What was your proudest moment of the week?
First moto leaving the line. It always is. This year when the gate dropped Melody and I both felt like we couldn’t be stopped then.

See you next year!

Well Brett, we thank you for your service and for all of your efforts in making the 2020 Walton TransCan happen. It was definitely an unforgettable week. 
This is a complete partnership with Melody. We share everything in our lives and without her this would not have happened. She did some really heavy lifting in some intense and difficult situations. I am very proud of her. Same with Barry Hetherington, he stepped up and picked up loose pieces from our plates around the farm so we could sit in on meetings or fill out forms. And then the entire team that surrounds us. We ate dinner like a family in the back yard for over a month talking about everything to do with the raceway. Never did anybody ever suggest we couldn’t do this, it just continued to be a process of solving the day’s hurdles.
Well, like I said you should be very proud and so should everyone in our sport. We really are like one big family. Any final words?

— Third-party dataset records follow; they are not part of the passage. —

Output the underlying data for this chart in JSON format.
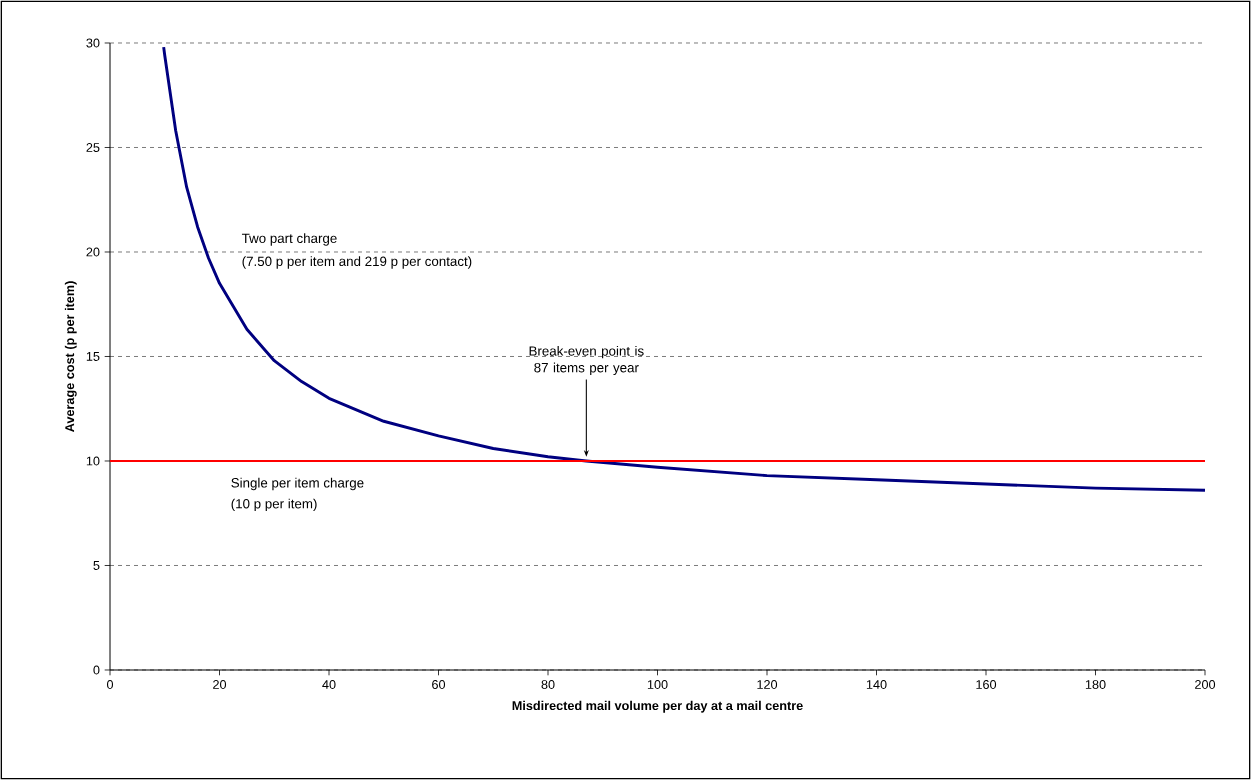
{
  "chart_data": {
    "type": "line",
    "xlabel": "Misdirected mail volume per day at a mail centre",
    "ylabel": "Average cost (p per item)",
    "series": [
      {
        "name": "Two part charge",
        "color": "#000080",
        "x": [
          9.8,
          10,
          12,
          14,
          16,
          18,
          20,
          25,
          30,
          35,
          40,
          50,
          60,
          70,
          80,
          87,
          100,
          120,
          140,
          160,
          180,
          200
        ],
        "values": [
          29.8,
          29.4,
          25.8,
          23.1,
          21.2,
          19.7,
          18.5,
          16.3,
          14.8,
          13.8,
          13.0,
          11.9,
          11.2,
          10.6,
          10.2,
          10.0,
          9.7,
          9.3,
          9.1,
          8.9,
          8.7,
          8.6
        ]
      },
      {
        "name": "Single per item charge",
        "color": "#ff0000",
        "x": [
          0,
          200
        ],
        "values": [
          10,
          10
        ]
      }
    ],
    "annotations": [
      "(7.50 p per item and 219 p per contact)",
      "(10 p per item)",
      {
        "text": "Break-even point is 87 items per year",
        "x": 87,
        "y": 10
      }
    ],
    "xlim": [
      0,
      200
    ],
    "xticks": [
      0,
      20,
      40,
      60,
      80,
      100,
      120,
      140,
      160,
      180,
      200
    ],
    "ylim": [
      0,
      30
    ],
    "yticks": [
      0,
      5,
      10,
      15,
      20,
      25,
      30
    ],
    "grid": "y",
    "legend": false,
    "marker": "none",
    "line_style": "solid"
  }
}
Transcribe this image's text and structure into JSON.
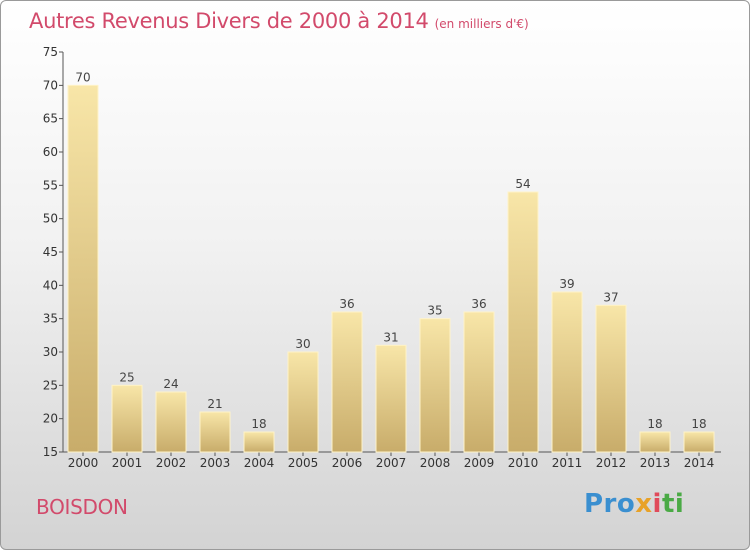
{
  "chart_data": {
    "type": "bar",
    "title": "Autres Revenus Divers de 2000 à 2014",
    "subtitle": "(en milliers d'€)",
    "categories": [
      "2000",
      "2001",
      "2002",
      "2003",
      "2004",
      "2005",
      "2006",
      "2007",
      "2008",
      "2009",
      "2010",
      "2011",
      "2012",
      "2013",
      "2014"
    ],
    "values": [
      70,
      25,
      24,
      21,
      18,
      30,
      36,
      31,
      35,
      36,
      54,
      39,
      37,
      18,
      18
    ],
    "ylim": [
      15,
      75
    ],
    "yticks": [
      15,
      20,
      25,
      30,
      35,
      40,
      45,
      50,
      55,
      60,
      65,
      70,
      75
    ],
    "grid": false,
    "bar_color_light": "#f6e2a2",
    "bar_color_dark": "#c9ad6b"
  },
  "commune": "BOISDON",
  "logo": {
    "p1": "Pro",
    "p2": "x",
    "p3": "i",
    "p4": "ti"
  },
  "colors": {
    "accent": "#d24a6b"
  }
}
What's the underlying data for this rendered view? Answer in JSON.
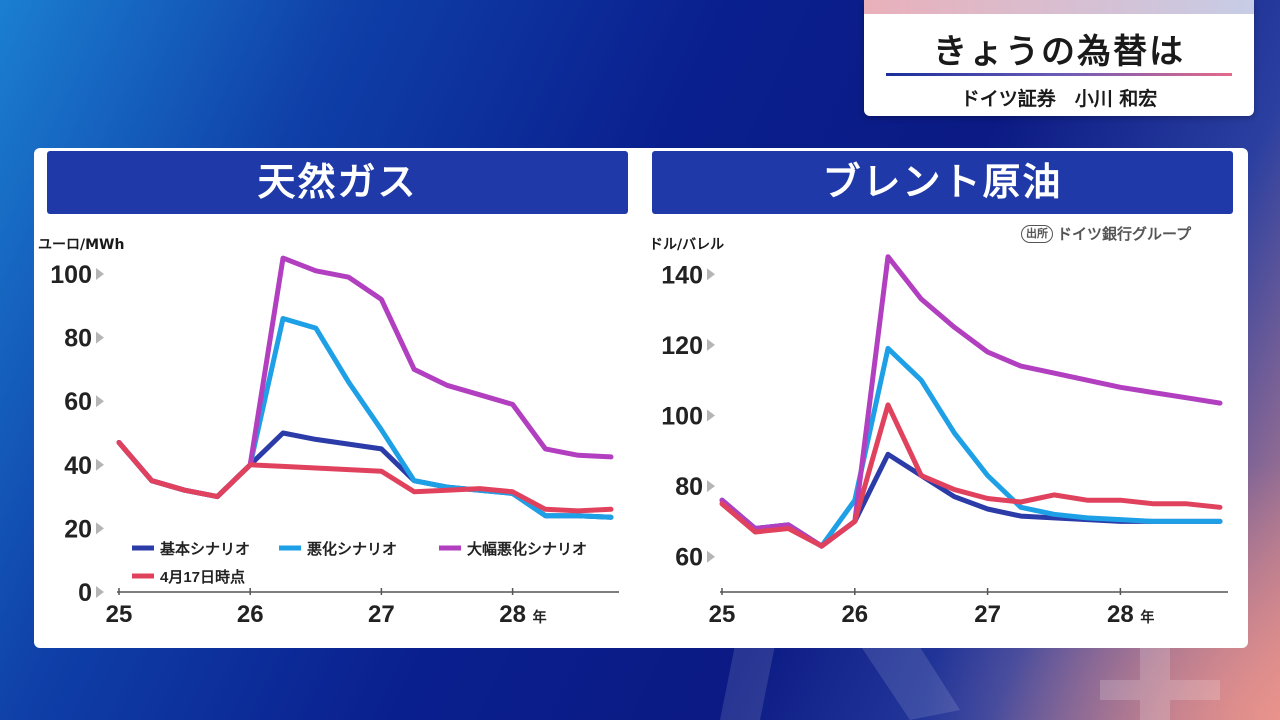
{
  "title_card": {
    "title": "きょうの為替は",
    "speaker": "ドイツ証券　小川 和宏"
  },
  "colors": {
    "header_bg": "#1f3aa8",
    "base": "#2b3ba8",
    "worse": "#1ea0e6",
    "much_worse": "#b13fbf",
    "apr17": "#e0425e"
  },
  "chart_data": [
    {
      "type": "line",
      "title": "天然ガス",
      "ylabel": "ユーロ/MWh",
      "ylim": [
        0,
        100
      ],
      "yticks": [
        "0",
        "20",
        "40",
        "60",
        "80",
        "100"
      ],
      "xlim": [
        2025,
        2028.75
      ],
      "xticks": [
        "25",
        "26",
        "27",
        "28"
      ],
      "x_suffix": "年",
      "series": [
        {
          "name": "基本シナリオ",
          "key": "base",
          "color": "#2b3ba8",
          "x": [
            2025,
            2025.25,
            2025.5,
            2025.75,
            2026,
            2026.25,
            2026.5,
            2026.75,
            2027,
            2027.25,
            2027.5,
            2027.75,
            2028,
            2028.25,
            2028.5,
            2028.75
          ],
          "y": [
            47,
            35,
            32,
            30,
            40,
            50,
            48,
            46.5,
            45,
            35,
            33,
            32,
            31,
            24,
            24,
            23.5
          ]
        },
        {
          "name": "悪化シナリオ",
          "key": "worse",
          "color": "#1ea0e6",
          "x": [
            2025,
            2025.25,
            2025.5,
            2025.75,
            2026,
            2026.25,
            2026.5,
            2026.75,
            2027,
            2027.25,
            2027.5,
            2027.75,
            2028,
            2028.25,
            2028.5,
            2028.75
          ],
          "y": [
            47,
            35,
            32,
            30,
            40,
            86,
            83,
            66,
            51,
            35,
            33,
            32,
            31,
            24,
            24,
            23.5
          ]
        },
        {
          "name": "大幅悪化シナリオ",
          "key": "much_worse",
          "color": "#b13fbf",
          "x": [
            2025,
            2025.25,
            2025.5,
            2025.75,
            2026,
            2026.25,
            2026.5,
            2026.75,
            2027,
            2027.25,
            2027.5,
            2027.75,
            2028,
            2028.25,
            2028.5,
            2028.75
          ],
          "y": [
            47,
            35,
            32,
            30,
            40,
            105,
            101,
            99,
            92,
            70,
            65,
            62,
            59,
            45,
            43,
            42.5
          ]
        },
        {
          "name": "4月17日時点",
          "key": "apr17",
          "color": "#e0425e",
          "x": [
            2025,
            2025.25,
            2025.5,
            2025.75,
            2026,
            2026.25,
            2026.5,
            2026.75,
            2027,
            2027.25,
            2027.5,
            2027.75,
            2028,
            2028.25,
            2028.5,
            2028.75
          ],
          "y": [
            47,
            35,
            32,
            30,
            40,
            39.5,
            39,
            38.5,
            38,
            31.5,
            32,
            32.5,
            31.5,
            26,
            25.5,
            26
          ]
        }
      ]
    },
    {
      "type": "line",
      "title": "ブレント原油",
      "ylabel": "ドル/バレル",
      "source_tag": "出所",
      "source": "ドイツ銀行グループ",
      "ylim": [
        50,
        150
      ],
      "yticks": [
        "60",
        "80",
        "100",
        "120",
        "140"
      ],
      "xlim": [
        2025,
        2028.75
      ],
      "xticks": [
        "25",
        "26",
        "27",
        "28"
      ],
      "x_suffix": "年",
      "series": [
        {
          "name": "基本シナリオ",
          "key": "base",
          "color": "#2b3ba8",
          "x": [
            2025,
            2025.25,
            2025.5,
            2025.75,
            2026,
            2026.25,
            2026.5,
            2026.75,
            2027,
            2027.25,
            2027.5,
            2027.75,
            2028,
            2028.25,
            2028.5,
            2028.75
          ],
          "y": [
            76,
            68,
            69,
            63,
            70,
            89,
            83,
            77,
            73.5,
            71.5,
            71,
            70.5,
            70,
            70,
            70,
            70
          ]
        },
        {
          "name": "悪化シナリオ",
          "key": "worse",
          "color": "#1ea0e6",
          "x": [
            2025,
            2025.25,
            2025.5,
            2025.75,
            2026,
            2026.25,
            2026.5,
            2026.75,
            2027,
            2027.25,
            2027.5,
            2027.75,
            2028,
            2028.25,
            2028.5,
            2028.75
          ],
          "y": [
            76,
            68,
            69,
            63,
            76,
            119,
            110,
            95,
            83,
            74,
            72,
            71,
            70.5,
            70,
            70,
            70
          ]
        },
        {
          "name": "大幅悪化シナリオ",
          "key": "much_worse",
          "color": "#b13fbf",
          "x": [
            2025,
            2025.25,
            2025.5,
            2025.75,
            2026,
            2026.25,
            2026.5,
            2026.75,
            2027,
            2027.25,
            2027.5,
            2027.75,
            2028,
            2028.25,
            2028.5,
            2028.75
          ],
          "y": [
            76,
            68,
            69,
            63,
            70,
            145,
            133,
            125,
            118,
            114,
            112,
            110,
            108,
            106.5,
            105,
            103.5
          ]
        },
        {
          "name": "4月17日時点",
          "key": "apr17",
          "color": "#e0425e",
          "x": [
            2025,
            2025.25,
            2025.5,
            2025.75,
            2026,
            2026.25,
            2026.5,
            2026.75,
            2027,
            2027.25,
            2027.5,
            2027.75,
            2028,
            2028.25,
            2028.5,
            2028.75
          ],
          "y": [
            75,
            67,
            68,
            63,
            70,
            103,
            83,
            79,
            76.5,
            75.5,
            77.5,
            76,
            76,
            75,
            75,
            74
          ]
        }
      ]
    }
  ]
}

Of course, we are thankful to sponsors and supporters. We will make sure in the coming weeks we share their story more. Right now though, we are grateful to riders and families. The kind words but also trusting us with this event. People invested in this event know we had our work cut out for us to do it. They travel from across the country and without that support we would not have had the week we did. We see everyone, and we appreciate every entry that comes into the race. This year was most special because there weren’t crowds, there were just racers and their families. That was special. We are very grateful to everyone who came through the gate this week.